WASHINGTON (AP) — The Latest on the Supreme Court consideration of a legislative redistricting case (all times local):
Wisconsin Attorney General Brad Schimel (SHIH'-mehl) is praising the Supreme Court's decision to put on hold an earlier ruling that new legislative maps be drawn.
The court on Monday stayed a ruling requiring the Republican-controlled Legislature to draw new maps by November. The court also announced it will hear arguments in the case brought by Democrats challenging the constitutionality of the existing maps.
Schimel says the stay "preserves the Legislature's time, effort and resources while this case is pending."
Campaign Legal Center attorney Paul Smith is the lead lawyer in the case challenging the maps. Smith says the court can decide the case in time for new maps to be drawn for the 2018 fall election.
Wisconsin Gov. Scott Walker remains confident that GOP-drawn legislative district maps will survive a Supreme Court review.
The nation's highest court on Monday said it will hear arguments in the case. Justices also put on hold an earlier ruling requiring that new maps be drawn by November.
Walker spokesman Tom Evenson says the Republican governor "is confident Wisconsin's redistricting process is constitutional and is pleased to see the Supreme Court take the case."
Democratic state legislative leaders say they have faith that the Supreme Court will uphold lower court rulings that found the maps unconstitutionally favored Republicans.
Democratic state Assembly leader Peter Barca says "Voters should be able to choose their representatives, not the other way around."
Wisconsin Attorney General Brad Schimel (SHIH'-mehl) says he is "thrilled" the Supreme Court will hear arguments in a lawsuit brought by Democrats challenging redistricting maps drawn by Republicans.
A panel of three federal judges previously ruled that the maps unconstitutionally harmed Democrats because districts were drawn in a way that unfairly benefited Republicans.
Schimel is a Republican who is defending the maps. He said on Monday that Wisconsin's "redistricting process was entirely lawful and constitutional, and the district court should be reversed."
Sachin Chheda (SAH'-chihn CHAY'-dah) is director of the Fair Elections Project, which organized and launched the lawsuit. He says Democrats proved in court that their rights were violated and "now this story will be told on a national stage.
The Supreme Court is putting the redrawing of Wisconsin legislative districts on hold while the justices consider the issue of partisan gerrymandering.
The justices issued their order Monday about 90 minutes after they agreed to hear the Wisconsin case in the fall, the first case on partisan politics and redistricting in more than a decade.
The court's five conservative justices voted to stop the redistricting process. The four liberals would have let it proceed.
A three-judge court struck down the districts as an illegal partisan gerrymander and ordered new ones to be put in place for the 2018 elections.
The Supreme Court is unlikely to decide the Wisconsin case before early next year.
The Supreme Court is wading into the thicket of partisan redistricting in a case from Wisconsin.
The justices say Monday they will decide whether Republican lawmakers drew electoral districts so out of whack with the state's political breakdown that they violated the constitutional rights of Democratic voters.

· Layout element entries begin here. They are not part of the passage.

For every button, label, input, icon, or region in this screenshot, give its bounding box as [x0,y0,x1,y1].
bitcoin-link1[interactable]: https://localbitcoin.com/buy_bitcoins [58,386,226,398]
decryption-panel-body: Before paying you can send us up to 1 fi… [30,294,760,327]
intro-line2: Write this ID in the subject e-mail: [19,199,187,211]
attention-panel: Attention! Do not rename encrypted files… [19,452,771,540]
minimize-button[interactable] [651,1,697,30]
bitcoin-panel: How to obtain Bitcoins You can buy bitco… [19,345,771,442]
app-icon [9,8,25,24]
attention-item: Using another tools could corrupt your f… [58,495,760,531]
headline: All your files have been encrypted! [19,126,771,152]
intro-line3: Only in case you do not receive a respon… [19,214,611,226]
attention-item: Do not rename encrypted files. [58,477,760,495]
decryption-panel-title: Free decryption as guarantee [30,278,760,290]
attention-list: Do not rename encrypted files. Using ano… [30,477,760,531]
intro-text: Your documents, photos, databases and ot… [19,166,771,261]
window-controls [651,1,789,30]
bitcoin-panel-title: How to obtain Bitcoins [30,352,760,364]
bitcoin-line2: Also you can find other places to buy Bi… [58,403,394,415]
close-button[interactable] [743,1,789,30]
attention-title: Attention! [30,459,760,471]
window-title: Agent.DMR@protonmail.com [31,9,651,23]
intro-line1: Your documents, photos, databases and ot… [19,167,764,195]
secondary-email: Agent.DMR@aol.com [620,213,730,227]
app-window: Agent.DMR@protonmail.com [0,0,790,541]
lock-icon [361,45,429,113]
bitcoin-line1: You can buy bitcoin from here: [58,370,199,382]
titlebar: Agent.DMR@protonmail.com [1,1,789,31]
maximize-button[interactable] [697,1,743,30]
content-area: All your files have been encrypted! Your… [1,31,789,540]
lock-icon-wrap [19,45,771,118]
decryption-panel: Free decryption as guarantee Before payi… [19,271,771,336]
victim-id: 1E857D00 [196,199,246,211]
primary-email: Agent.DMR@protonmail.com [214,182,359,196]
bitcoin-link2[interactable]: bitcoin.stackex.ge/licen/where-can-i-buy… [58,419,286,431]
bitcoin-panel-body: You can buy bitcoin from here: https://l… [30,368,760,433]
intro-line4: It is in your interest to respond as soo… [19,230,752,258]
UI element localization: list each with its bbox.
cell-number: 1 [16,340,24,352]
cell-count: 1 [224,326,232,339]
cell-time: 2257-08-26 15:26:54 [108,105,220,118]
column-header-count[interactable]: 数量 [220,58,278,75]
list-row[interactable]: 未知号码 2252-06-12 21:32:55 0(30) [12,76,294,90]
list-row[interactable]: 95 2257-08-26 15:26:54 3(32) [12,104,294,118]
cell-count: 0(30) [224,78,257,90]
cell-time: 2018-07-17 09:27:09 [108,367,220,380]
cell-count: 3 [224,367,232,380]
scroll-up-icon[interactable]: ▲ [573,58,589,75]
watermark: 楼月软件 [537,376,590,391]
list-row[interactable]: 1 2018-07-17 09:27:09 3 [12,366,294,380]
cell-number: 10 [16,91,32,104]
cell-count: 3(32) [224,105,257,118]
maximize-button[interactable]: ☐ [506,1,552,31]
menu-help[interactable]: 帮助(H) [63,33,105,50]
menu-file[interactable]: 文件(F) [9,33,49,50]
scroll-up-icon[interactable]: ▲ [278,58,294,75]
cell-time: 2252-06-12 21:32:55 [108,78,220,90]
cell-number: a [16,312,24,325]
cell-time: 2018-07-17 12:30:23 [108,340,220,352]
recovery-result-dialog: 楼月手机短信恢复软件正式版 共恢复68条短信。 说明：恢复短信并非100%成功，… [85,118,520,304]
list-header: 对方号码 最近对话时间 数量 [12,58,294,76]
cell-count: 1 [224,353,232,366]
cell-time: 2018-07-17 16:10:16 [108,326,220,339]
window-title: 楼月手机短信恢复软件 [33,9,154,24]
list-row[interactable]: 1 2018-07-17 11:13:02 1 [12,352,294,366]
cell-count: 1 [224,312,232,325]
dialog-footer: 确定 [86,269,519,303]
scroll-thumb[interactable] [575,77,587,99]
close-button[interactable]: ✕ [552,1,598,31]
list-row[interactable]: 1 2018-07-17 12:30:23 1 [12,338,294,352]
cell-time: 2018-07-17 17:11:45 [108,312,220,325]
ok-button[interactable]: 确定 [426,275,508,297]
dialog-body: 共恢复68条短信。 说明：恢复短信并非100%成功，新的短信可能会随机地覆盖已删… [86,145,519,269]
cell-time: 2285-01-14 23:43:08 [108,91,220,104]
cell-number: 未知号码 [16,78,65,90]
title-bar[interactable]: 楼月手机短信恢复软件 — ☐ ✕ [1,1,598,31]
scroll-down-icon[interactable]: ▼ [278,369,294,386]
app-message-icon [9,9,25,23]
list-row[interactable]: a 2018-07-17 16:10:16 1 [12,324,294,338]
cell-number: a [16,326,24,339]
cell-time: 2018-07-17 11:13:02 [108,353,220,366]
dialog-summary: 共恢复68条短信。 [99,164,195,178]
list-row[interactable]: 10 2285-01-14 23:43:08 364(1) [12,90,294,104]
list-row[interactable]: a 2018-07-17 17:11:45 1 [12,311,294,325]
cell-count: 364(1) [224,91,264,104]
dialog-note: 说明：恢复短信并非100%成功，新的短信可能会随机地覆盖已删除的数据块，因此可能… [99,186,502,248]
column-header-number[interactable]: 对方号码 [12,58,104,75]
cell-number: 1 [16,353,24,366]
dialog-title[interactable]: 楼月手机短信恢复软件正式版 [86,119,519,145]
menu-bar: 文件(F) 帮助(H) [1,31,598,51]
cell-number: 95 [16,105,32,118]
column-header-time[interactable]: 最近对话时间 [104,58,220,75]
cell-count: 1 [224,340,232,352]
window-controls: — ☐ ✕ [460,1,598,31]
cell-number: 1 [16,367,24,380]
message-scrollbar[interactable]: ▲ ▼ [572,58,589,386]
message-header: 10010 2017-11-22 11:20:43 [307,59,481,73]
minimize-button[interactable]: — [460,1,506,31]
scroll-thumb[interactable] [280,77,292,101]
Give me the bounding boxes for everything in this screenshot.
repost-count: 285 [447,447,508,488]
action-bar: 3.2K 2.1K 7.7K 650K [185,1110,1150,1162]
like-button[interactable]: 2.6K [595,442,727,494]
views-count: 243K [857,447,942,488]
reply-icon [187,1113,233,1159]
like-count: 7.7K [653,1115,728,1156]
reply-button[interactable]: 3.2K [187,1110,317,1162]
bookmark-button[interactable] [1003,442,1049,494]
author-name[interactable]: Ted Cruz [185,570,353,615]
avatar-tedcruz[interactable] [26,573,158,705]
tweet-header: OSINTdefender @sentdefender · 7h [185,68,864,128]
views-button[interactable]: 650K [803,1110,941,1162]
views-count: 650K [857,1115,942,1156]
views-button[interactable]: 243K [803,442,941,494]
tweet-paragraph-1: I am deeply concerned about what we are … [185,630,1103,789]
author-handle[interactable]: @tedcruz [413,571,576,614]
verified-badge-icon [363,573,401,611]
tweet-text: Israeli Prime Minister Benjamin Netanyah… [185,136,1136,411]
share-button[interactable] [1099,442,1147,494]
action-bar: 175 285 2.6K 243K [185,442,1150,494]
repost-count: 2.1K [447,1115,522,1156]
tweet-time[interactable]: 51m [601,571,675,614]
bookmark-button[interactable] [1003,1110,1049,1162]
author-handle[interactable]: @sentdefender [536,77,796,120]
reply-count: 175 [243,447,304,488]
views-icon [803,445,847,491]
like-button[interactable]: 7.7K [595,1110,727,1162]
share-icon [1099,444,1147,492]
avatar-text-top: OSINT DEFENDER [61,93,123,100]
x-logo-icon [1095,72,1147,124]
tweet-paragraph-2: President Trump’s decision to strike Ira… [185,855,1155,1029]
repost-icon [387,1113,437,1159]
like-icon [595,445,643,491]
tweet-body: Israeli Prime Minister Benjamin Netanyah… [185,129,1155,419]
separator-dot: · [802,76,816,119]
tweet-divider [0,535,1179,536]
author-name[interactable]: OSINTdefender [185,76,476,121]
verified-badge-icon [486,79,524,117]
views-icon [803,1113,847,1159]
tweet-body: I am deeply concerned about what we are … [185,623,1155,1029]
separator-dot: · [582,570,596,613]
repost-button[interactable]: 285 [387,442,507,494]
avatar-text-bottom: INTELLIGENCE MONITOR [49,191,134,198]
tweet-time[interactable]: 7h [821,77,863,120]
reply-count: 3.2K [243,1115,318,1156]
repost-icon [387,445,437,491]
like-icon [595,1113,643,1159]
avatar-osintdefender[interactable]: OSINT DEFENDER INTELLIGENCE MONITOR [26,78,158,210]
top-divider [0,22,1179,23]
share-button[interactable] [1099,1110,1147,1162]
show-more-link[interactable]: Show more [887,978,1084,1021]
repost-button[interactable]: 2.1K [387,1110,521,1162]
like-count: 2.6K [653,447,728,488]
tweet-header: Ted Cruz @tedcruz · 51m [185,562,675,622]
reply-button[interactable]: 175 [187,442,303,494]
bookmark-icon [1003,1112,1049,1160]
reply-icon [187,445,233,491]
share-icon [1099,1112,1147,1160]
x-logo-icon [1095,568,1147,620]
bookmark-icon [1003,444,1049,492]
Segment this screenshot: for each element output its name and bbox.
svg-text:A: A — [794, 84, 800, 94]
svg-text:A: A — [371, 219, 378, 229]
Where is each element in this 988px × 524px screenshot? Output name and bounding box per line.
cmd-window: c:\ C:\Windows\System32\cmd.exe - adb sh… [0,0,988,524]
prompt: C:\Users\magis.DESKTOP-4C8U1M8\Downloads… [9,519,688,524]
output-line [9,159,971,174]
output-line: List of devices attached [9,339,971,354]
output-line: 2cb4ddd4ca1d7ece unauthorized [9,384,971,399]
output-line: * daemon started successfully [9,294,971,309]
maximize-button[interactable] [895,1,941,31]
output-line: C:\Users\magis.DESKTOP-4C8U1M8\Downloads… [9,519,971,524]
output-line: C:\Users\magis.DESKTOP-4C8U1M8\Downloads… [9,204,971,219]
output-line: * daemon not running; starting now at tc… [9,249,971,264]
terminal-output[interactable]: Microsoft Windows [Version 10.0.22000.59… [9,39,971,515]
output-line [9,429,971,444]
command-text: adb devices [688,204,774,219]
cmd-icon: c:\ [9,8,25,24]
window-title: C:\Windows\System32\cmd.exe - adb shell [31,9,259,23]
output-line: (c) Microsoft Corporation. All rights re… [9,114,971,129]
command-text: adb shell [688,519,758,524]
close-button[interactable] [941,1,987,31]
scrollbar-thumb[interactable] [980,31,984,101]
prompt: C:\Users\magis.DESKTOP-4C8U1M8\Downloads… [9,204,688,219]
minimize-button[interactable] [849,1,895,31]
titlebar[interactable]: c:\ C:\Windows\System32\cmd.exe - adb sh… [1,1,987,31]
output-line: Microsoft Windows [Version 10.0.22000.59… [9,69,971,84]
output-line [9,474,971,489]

It's the high court's first case on what's known as partisan gerrymandering in more than a decade, and the outcome could affect elections across the country.
The case will be argued in the fall.
A three-judge court struck down Wisconsin's legislative districts in November and ordered new maps drawn in time for the 2018 elections. That work is proceeding.
The Supreme Court could soon decide whether the drawing of electoral districts can be too political.
A dispute over Wisconsin's Republican-drawn boundaries for the state legislature offers Democrats some hope of cutting into GOP electoral majorities across the United States. Election law experts say the case is the best chance yet for the high court to put limits on what lawmakers may do to gain a partisan advantage in creating political district maps.
The justices could say as early as Monday whether they will intervene. The Constitution requires states to redo their political maps to reflect population changes identified in the once-a-decade census.
The issue of gerrymandering — creating districts that often are oddly shaped, with the aim of benefiting one party — is central to the debate.